EU to introduce strict IoT security regulation

The EU is set to introduce a law that would require smart devices to follow strict cyber security rules, on threat of a device ban.

Internet of Things (IoT) devices such as smart home controls or fitness trackers are becoming more ubiquitous, making life more convenient while also increasing the vectors through which threat actors can perpetrate cyber crime.

The proposal, which Reuters reports is titled the Cyber Resilience Act, will be formally put forward on 13 September. Once law, smart device manufacturers will be required to review the risk profiles of their products and fix any discovered vulnerabilities.

In the event of a problem or threat being discovered, the law will also require companies to notify the European Union Agency for Cybersecurity (ENISA) within 24 hours.

Companies that fail to abide by the provisions laid out in the legislation will be faced with serious consequences, with the higher value of either €15 million or 2.5% of global turnover proposed as the upper limit for fines. Products that are considered to violate the law could also be banned from EU sale altogether.

Researchers have long been concerned over the security risk posed by IoT devices. In 2021, Kaspersky researchers reported that over 1.5 billion attacks had been made against such devices in just the first six months of the year, a more than 100% increase from the same period in the previous year.

"Given the unsustainable “react and patch” approach to cyber security today, it is imperative that manufacturers move to ensure products are delivered more secure by default," stated Professor John Goodacre, director of the UKRI’s Digital Security by Design challenge and professor of computer architectures at the University of Manchester.

"This new EU bill along with the UK government's PSTI bill are clear indications that non-commercial incentives are required to move the burden of cyber defence from the user to earlier in the supply chain.

"The UK government also has a UKRI programme, Digital Security by Design, that moves this burden even earlier in the supply chain by investigating how the actual computer chips in all digital systems can protect users from vulnerability exploitation by design."

The benefits of the law could be wide-reaching, enabling consumers and businesses alike to use their devices without fear of failure or the use of IoT connectivity as an escalation point from which to undertake attacks with malware or ransomware.

In the proposal paper seen by Reuters, lawmakers argue that the introduction of the Cyber Resilience Act could cost companies as much as €29 billion per year — but that this would save an estimated €290 billion in annual damages.

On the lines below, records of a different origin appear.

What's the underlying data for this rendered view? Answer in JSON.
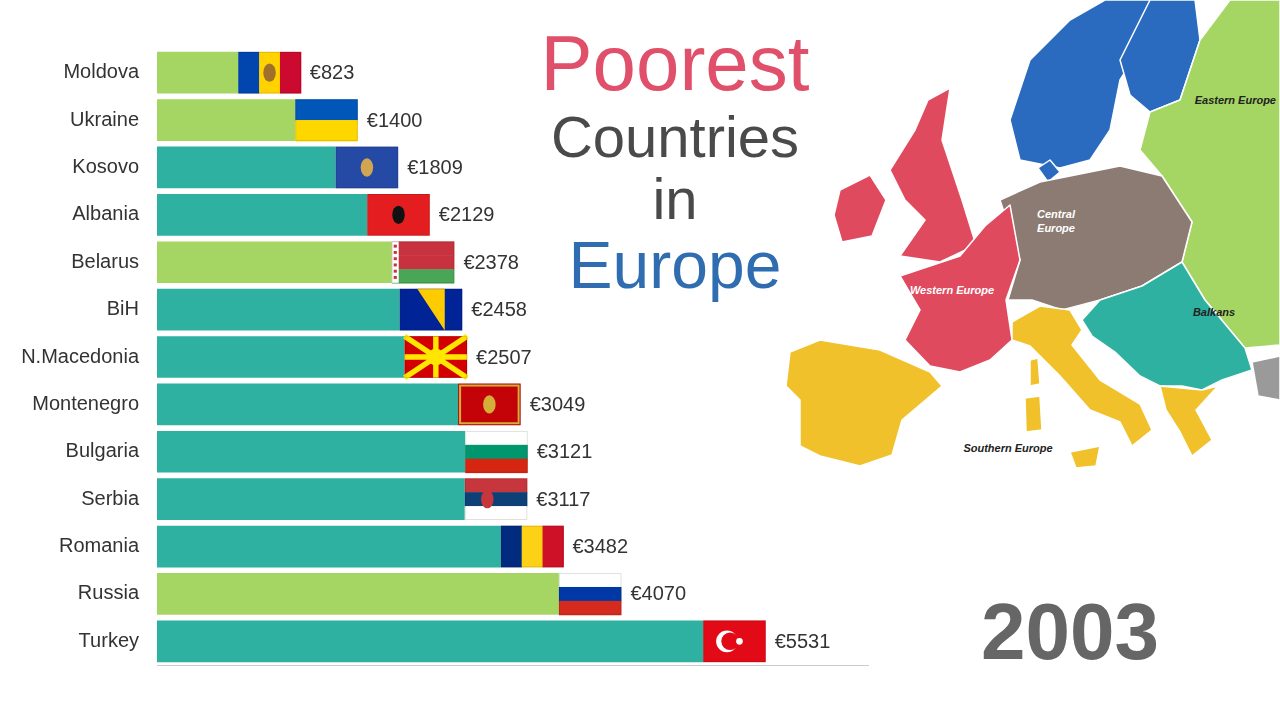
{
  "chart_data": {
    "type": "bar",
    "title": "Poorest Countries in Europe",
    "orientation": "horizontal",
    "categories": [
      "Moldova",
      "Ukraine",
      "Kosovo",
      "Albania",
      "Belarus",
      "BiH",
      "N.Macedonia",
      "Montenegro",
      "Bulgaria",
      "Serbia",
      "Romania",
      "Russia",
      "Turkey"
    ],
    "values": [
      823,
      1400,
      1809,
      2129,
      2378,
      2458,
      2507,
      3049,
      3121,
      3117,
      3482,
      4070,
      5531
    ],
    "value_labels": [
      "€823",
      "€1400",
      "€1809",
      "€2129",
      "€2378",
      "€2458",
      "€2507",
      "€3049",
      "€3121",
      "€3117",
      "€3482",
      "€4070",
      "€5531"
    ],
    "colors": [
      "#a5d563",
      "#a5d563",
      "#2eb1a0",
      "#2eb1a0",
      "#a5d563",
      "#2eb1a0",
      "#2eb1a0",
      "#2eb1a0",
      "#2eb1a0",
      "#2eb1a0",
      "#2eb1a0",
      "#a5d563",
      "#2eb1a0"
    ],
    "xlim": [
      0,
      7200
    ],
    "grid": false,
    "legend": "none",
    "data_labels": true,
    "tick_labels": "y",
    "annotations": [
      "2003"
    ]
  },
  "map": {
    "regions": [
      {
        "label": "Eastern Europe",
        "color": "#a5d563"
      },
      {
        "label": "Central Europe",
        "color": "#8c7b72"
      },
      {
        "label": "Western Europe",
        "color": "#e04a5f"
      },
      {
        "label": "Balkans",
        "color": "#2eb1a0"
      },
      {
        "label": "Southern Europe",
        "color": "#f1c12b"
      }
    ]
  }
}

Security firms specialising in smart device assessment could also see a major boost as a result of the law. In March, Meticulous Market Research predicted that the IoT security market would hit $59 billion by 2029.

Felixstowe Docks in Suffolk, the UK’s busiest port, announced plans earlier this year to outfit the quay cranes used to move shipping containers around with 5G IoT sensors, to reduce equipment failure and optimise port efficiency. If hit by the kind of breach that other IoT devices have suffered, the knock-on effect to supply chains across the UK could be catastrophic.

This article was updated to include a quote from Professor John Goodacre.